Dors, paresseux




Surpris dans son sommeil par un bruyant raffut,
Un paresseux s’enquiert de l’objet du chahut.
Il n’ouvre qu’un seul œil, et ne tend qu’une oreille,
N’ayant besoin de plus pour voir qui le réveille.
Et comme il s’aperçoit qu’il s’agit d’un lézard,
Se rendort aussitôt, sans lui donner d’égards.
« Holà ! dit le lézard. Saurais-tu me soustraire
À ceux qui dans ma peau voient de l’alimentaire ? »
« Nous verrons ça demain, murmure l’édenté.

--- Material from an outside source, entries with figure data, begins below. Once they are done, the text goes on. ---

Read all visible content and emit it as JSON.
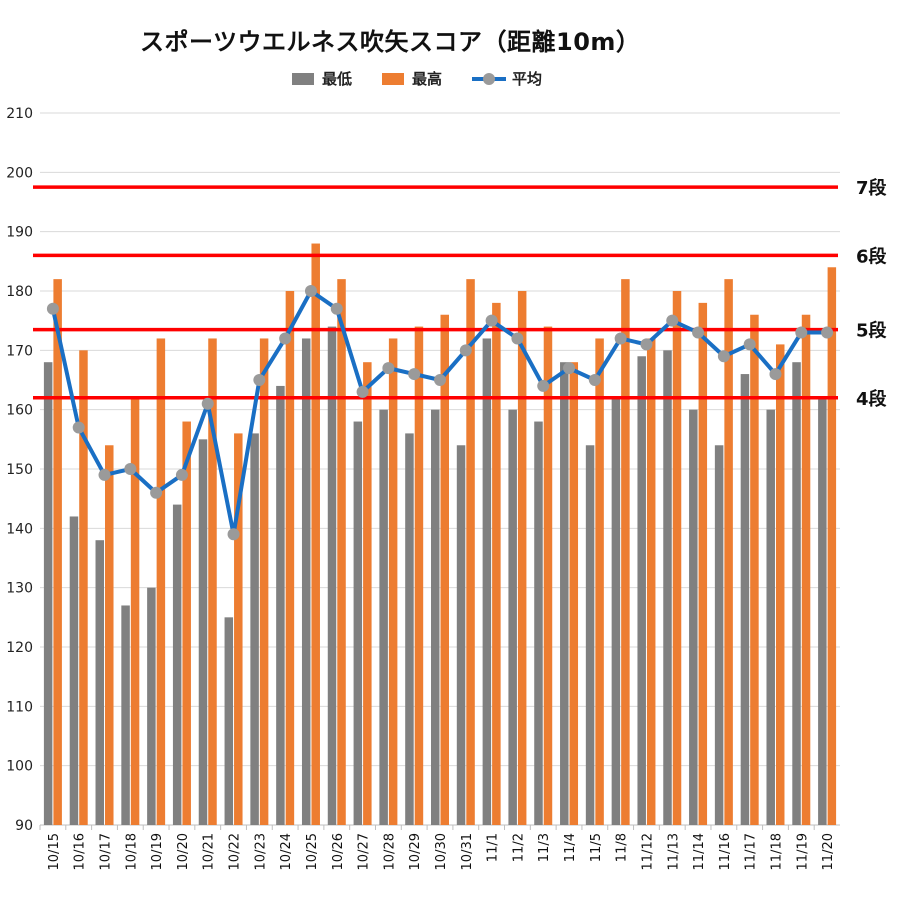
{
  "chart_data": {
    "type": "bar",
    "title": "スポーツウエルネス吹矢スコア（距離10m）",
    "categories": [
      "10/15",
      "10/16",
      "10/17",
      "10/18",
      "10/19",
      "10/20",
      "10/21",
      "10/22",
      "10/23",
      "10/24",
      "10/25",
      "10/26",
      "10/27",
      "10/28",
      "10/29",
      "10/30",
      "10/31",
      "11/1",
      "11/2",
      "11/3",
      "11/4",
      "11/5",
      "11/8",
      "11/12",
      "11/13",
      "11/14",
      "11/16",
      "11/17",
      "11/18",
      "11/19",
      "11/20"
    ],
    "series": [
      {
        "name": "最低",
        "type": "bar",
        "color": "#808080",
        "values": [
          168,
          142,
          138,
          127,
          130,
          144,
          155,
          125,
          156,
          164,
          172,
          174,
          158,
          160,
          156,
          160,
          154,
          172,
          160,
          158,
          168,
          154,
          162,
          169,
          170,
          160,
          154,
          166,
          160,
          168,
          162
        ]
      },
      {
        "name": "最高",
        "type": "bar",
        "color": "#ed7d31",
        "values": [
          182,
          170,
          154,
          162,
          172,
          158,
          172,
          156,
          172,
          180,
          188,
          182,
          168,
          172,
          174,
          176,
          182,
          178,
          180,
          174,
          168,
          172,
          182,
          172,
          180,
          178,
          182,
          176,
          171,
          176,
          184
        ]
      },
      {
        "name": "平均",
        "type": "line",
        "color": "#1a6fc4",
        "marker_color": "#9a9a9a",
        "values": [
          177,
          157,
          149,
          150,
          146,
          149,
          161,
          139,
          165,
          172,
          180,
          177,
          163,
          167,
          166,
          165,
          170,
          175,
          172,
          164,
          167,
          165,
          172,
          171,
          175,
          173,
          169,
          171,
          166,
          173,
          173
        ]
      }
    ],
    "ylim": [
      90,
      210
    ],
    "yticks": [
      90,
      100,
      110,
      120,
      130,
      140,
      150,
      160,
      170,
      180,
      190,
      200,
      210
    ],
    "gridlines": true,
    "legend_position": "top",
    "reference_lines": [
      {
        "label": "7段",
        "value": 197.5,
        "color": "#ff0000"
      },
      {
        "label": "6段",
        "value": 186,
        "color": "#ff0000"
      },
      {
        "label": "5段",
        "value": 173.5,
        "color": "#ff0000"
      },
      {
        "label": "4段",
        "value": 162,
        "color": "#ff0000"
      }
    ]
  }
}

Cache-toi sous mon flanc, et laisse-moi ronfler. »
Blotti dans ce giron inerte et silencieux
Le reptile se dit qu’on pouvait trouver mieux.
Mais il se dit aussi qu’un de ses prédateurs
Saurait bien poireauter, comme tous les chasseurs,
Et qu’ainsi les mots dits par cette fiche molle
N’étaient ceux de quelqu’un qui perdrait la boussole.

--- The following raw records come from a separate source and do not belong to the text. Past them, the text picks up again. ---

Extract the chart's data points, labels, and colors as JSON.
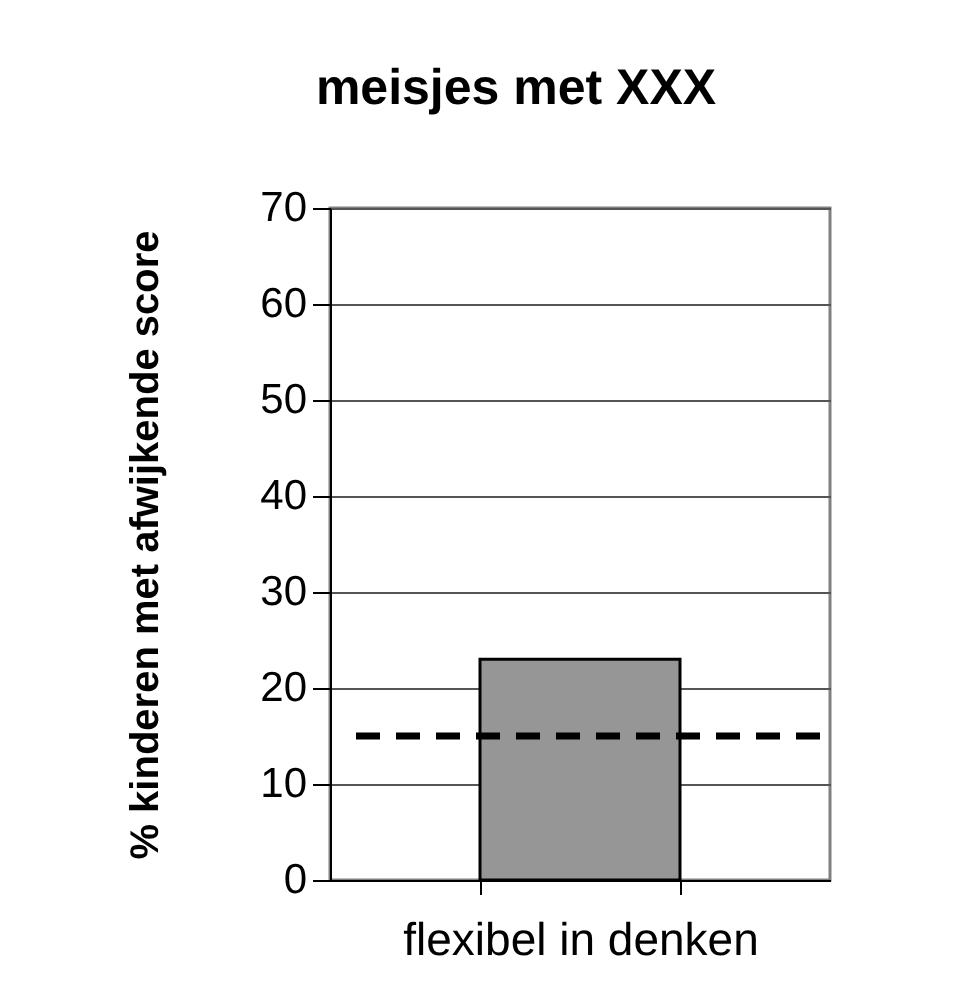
{
  "chart_data": {
    "type": "bar",
    "title": "meisjes met XXX",
    "ylabel": "% kinderen met afwijkende score",
    "categories": [
      "flexibel in denken"
    ],
    "values": [
      23
    ],
    "color": "#969696",
    "ylim": [
      0,
      70
    ],
    "yticks": [
      0,
      10,
      20,
      30,
      40,
      50,
      60,
      70
    ],
    "grid": "y",
    "ref_lines": [
      {
        "axis": "y",
        "value": 15,
        "color": "#000000",
        "line_style": "dashed"
      }
    ]
  }
}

Mais, dix-huit heures après avoir ainsi pensé,
Le paresseux pionçait toujours à poings fermés.
Il s’éveilla pourtant, disant d’un ton vaseux,
Qu’il valait mieux attendre encore un jour ou deux.

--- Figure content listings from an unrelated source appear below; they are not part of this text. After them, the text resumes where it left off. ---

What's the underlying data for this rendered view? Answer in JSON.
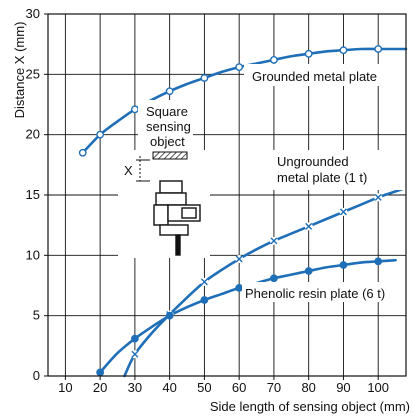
{
  "chart_data": {
    "type": "line",
    "xlabel": "Side length of sensing object (mm)",
    "ylabel": "Distance X (mm)",
    "xlim": [
      5,
      108
    ],
    "ylim": [
      0,
      30
    ],
    "x_ticks": [
      10,
      20,
      30,
      40,
      50,
      60,
      70,
      80,
      90,
      100
    ],
    "y_ticks": [
      0,
      5,
      10,
      15,
      20,
      25,
      30
    ],
    "grid": true,
    "series": [
      {
        "name": "Grounded metal plate",
        "marker": "open-circle",
        "color": "#1f6fb8",
        "x": [
          15,
          20,
          30,
          40,
          50,
          60,
          70,
          80,
          90,
          100
        ],
        "y": [
          18.5,
          20.0,
          22.1,
          23.6,
          24.7,
          25.6,
          26.2,
          26.7,
          27.0,
          27.1
        ],
        "curve_x": [
          15,
          20,
          25,
          30,
          35,
          40,
          45,
          50,
          55,
          60,
          65,
          70,
          75,
          80,
          85,
          90,
          95,
          100,
          105,
          108
        ],
        "curve_y": [
          18.5,
          20.0,
          21.1,
          22.1,
          22.9,
          23.6,
          24.2,
          24.7,
          25.2,
          25.6,
          25.9,
          26.2,
          26.5,
          26.7,
          26.9,
          27.0,
          27.1,
          27.1,
          27.1,
          27.1
        ]
      },
      {
        "name": "Ungrounded metal plate (1 t)",
        "marker": "x",
        "color": "#1f6fb8",
        "x": [
          30,
          40,
          50,
          60,
          70,
          80,
          90,
          100
        ],
        "y": [
          1.8,
          5.1,
          7.8,
          9.7,
          11.2,
          12.4,
          13.6,
          14.8
        ],
        "curve_x": [
          27,
          30,
          35,
          40,
          45,
          50,
          55,
          60,
          65,
          70,
          75,
          80,
          85,
          90,
          95,
          100,
          105,
          107
        ],
        "curve_y": [
          0,
          1.8,
          3.6,
          5.1,
          6.5,
          7.8,
          8.8,
          9.7,
          10.5,
          11.2,
          11.8,
          12.4,
          13.0,
          13.6,
          14.2,
          14.8,
          15.3,
          15.5
        ]
      },
      {
        "name": "Phenolic resin plate (6 t)",
        "marker": "filled-circle",
        "color": "#1f6fb8",
        "x": [
          20,
          30,
          40,
          50,
          60,
          70,
          80,
          90,
          100
        ],
        "y": [
          0.3,
          3.1,
          5.0,
          6.3,
          7.3,
          8.1,
          8.7,
          9.2,
          9.5
        ],
        "curve_x": [
          20,
          25,
          30,
          35,
          40,
          45,
          50,
          55,
          60,
          65,
          70,
          75,
          80,
          85,
          90,
          95,
          100,
          105
        ],
        "curve_y": [
          0.3,
          1.9,
          3.1,
          4.1,
          5.0,
          5.7,
          6.3,
          6.8,
          7.3,
          7.7,
          8.1,
          8.4,
          8.7,
          9.0,
          9.2,
          9.4,
          9.5,
          9.6
        ]
      }
    ],
    "annotations": {
      "sensing_object_label": "Square sensing object",
      "distance_symbol": "X"
    }
  }
}
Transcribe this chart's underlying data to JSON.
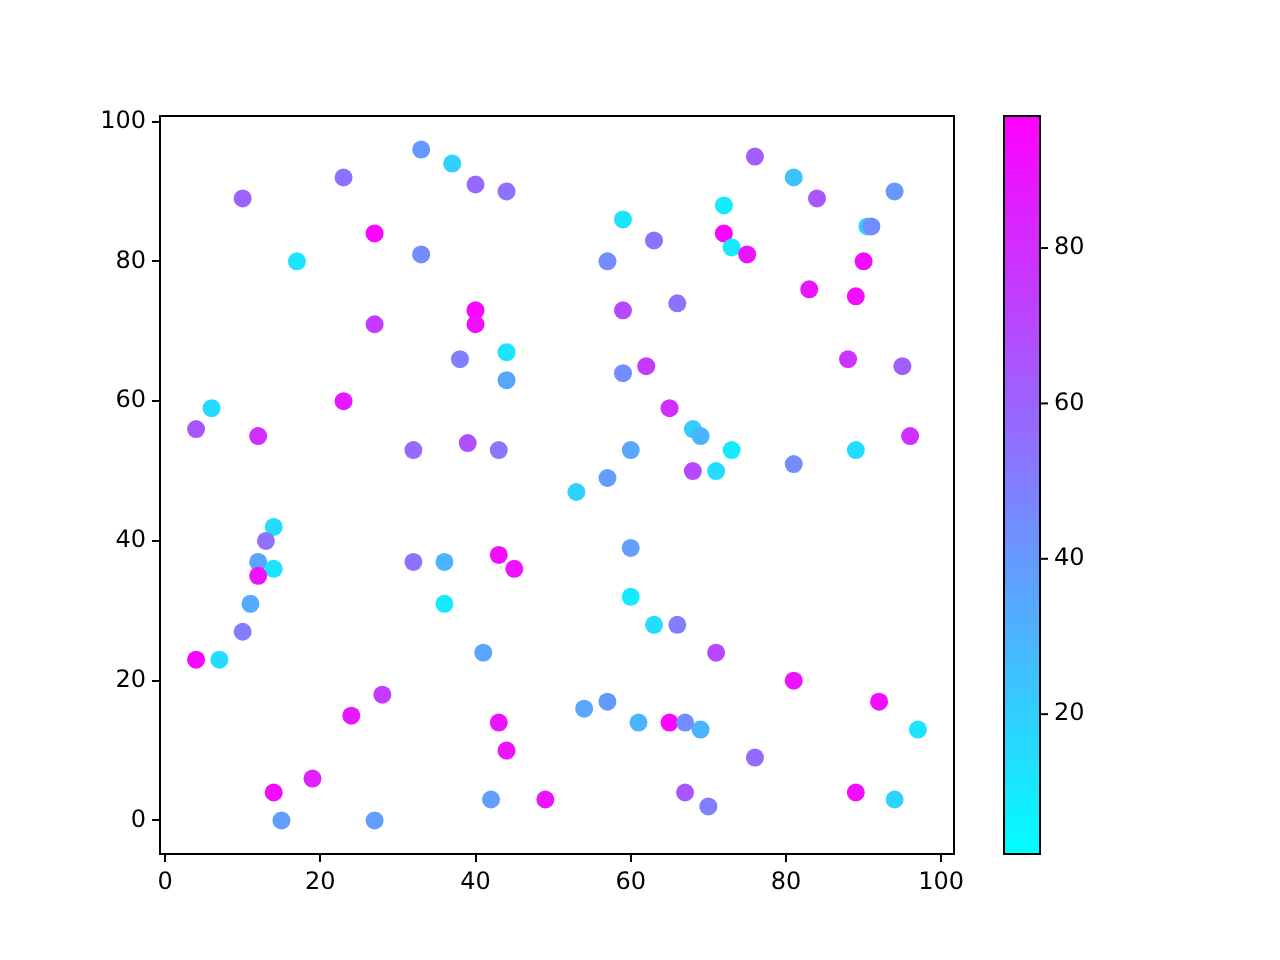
{
  "chart_data": {
    "type": "scatter",
    "marker": "circle",
    "grid": false,
    "legend": false,
    "x": [
      33,
      37,
      23,
      40,
      44,
      10,
      27,
      33,
      17,
      40,
      40,
      27,
      44,
      38,
      44,
      6,
      4,
      12,
      23,
      32,
      39,
      43,
      76,
      81,
      84,
      94,
      59,
      72,
      63,
      57,
      72,
      73,
      75,
      90.5,
      91,
      83,
      89,
      90,
      59,
      66,
      62,
      59,
      65,
      88,
      95,
      68,
      69,
      73,
      71,
      68,
      60,
      81,
      89,
      96,
      57,
      53,
      14,
      13,
      12,
      14,
      12,
      11,
      10,
      4,
      7,
      32,
      36,
      36,
      43,
      45,
      41,
      28,
      24,
      43,
      44,
      14,
      19,
      15,
      27,
      49,
      42,
      60,
      60,
      63,
      66,
      71,
      81,
      92,
      97,
      54,
      57,
      61,
      65,
      67,
      69,
      76,
      67,
      70,
      89,
      94
    ],
    "values": [
      96,
      94,
      92,
      91,
      90,
      89,
      84,
      81,
      80,
      73,
      71,
      71,
      67,
      66,
      63,
      59,
      56,
      55,
      60,
      53,
      54,
      53,
      95,
      92,
      89,
      90,
      86,
      88,
      83,
      80,
      84,
      82,
      81,
      85,
      85,
      76,
      75,
      80,
      73,
      74,
      65,
      64,
      59,
      66,
      65,
      56,
      55,
      53,
      50,
      50,
      53,
      51,
      53,
      55,
      49,
      47,
      42,
      40,
      37,
      36,
      35,
      31,
      27,
      23,
      23,
      37,
      37,
      31,
      38,
      36,
      24,
      18,
      15,
      14,
      10,
      4,
      6,
      0,
      0,
      3,
      3,
      39,
      32,
      28,
      28,
      24,
      20,
      17,
      13,
      16,
      17,
      14,
      14,
      14,
      13,
      9,
      4,
      2,
      4,
      3
    ],
    "cvalues": [
      40,
      20,
      55,
      58,
      55,
      60,
      95,
      45,
      12,
      95,
      92,
      75,
      12,
      50,
      35,
      15,
      65,
      80,
      88,
      58,
      68,
      52,
      62,
      25,
      65,
      40,
      12,
      10,
      55,
      45,
      95,
      10,
      90,
      20,
      45,
      90,
      92,
      92,
      70,
      55,
      75,
      45,
      80,
      78,
      62,
      20,
      30,
      10,
      15,
      70,
      35,
      45,
      15,
      80,
      38,
      20,
      15,
      55,
      35,
      12,
      90,
      33,
      50,
      95,
      15,
      55,
      30,
      10,
      92,
      90,
      35,
      75,
      88,
      90,
      90,
      93,
      85,
      38,
      38,
      90,
      38,
      38,
      10,
      15,
      50,
      70,
      90,
      92,
      12,
      35,
      40,
      30,
      95,
      45,
      30,
      58,
      65,
      50,
      92,
      18
    ],
    "clim": [
      2,
      97
    ],
    "cticks": [
      20,
      40,
      60,
      80
    ],
    "xlim": [
      -0.65,
      101.65
    ],
    "xticks": [
      0,
      20,
      40,
      60,
      80,
      100
    ],
    "ylim": [
      -4.8,
      100.8
    ],
    "yticks": [
      0,
      20,
      40,
      60,
      80,
      100
    ]
  }
}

Comment considérer cette molle indolence,
Cette douce apathie ou cette nonchalance ?
Une tare, un défaut, peut-être un avantage,
Ou bien le résultat des réflexions d’un sage ?
Pour ce lézard passant comme du coq-à-l'âne
Du souffle d’un zéphyr à de la tramontane,
Ce lézard lézardant, mais sachant être vif,
Venait de découvrir le modèle exclusif
D’un être de lenteur remettant à demain
Les projets qu’il eut pu ce jour mener à bien. (1)
Le reptile pensa, quitte à tirer au flanc,
Qu’il devrait imiter cet être fainéant,
Car aucun des chasseurs n’aurait cette patience
De s’avilir autant dans la persévérance.
Alors, il partagea la vie du paresseux,
Tâchant de deviner cet animal curieux.
Il vit ce bon flemmard qui n’aimait pas l’effort
Se suffire du peu en guise de confort.
Lui, ne se déplaçant qu’en gestes léthargiques,
Il était souriant, placide et pacifique.
Le lézard admira cette passivité
Qui recelait en elle autant d’humanité.
Plus tard, en le quittant, lors qu’il dormait encor,
Il le trouva radieux, tout sourire dehors,
Et il se demanda quels songes capiteux
Pouvaient bien enivrer cet être merveilleux.


Le rêve serait-il vaccin de la bêtise ?
C’est la supposition de la fainéantise.
(Au plus l’on rêve, au mieux l’on pense :
Faisons donc confiance à notre inconscience.)

(1) On appelle cela la procrastination,
Où n’est de la prostate aucunement question.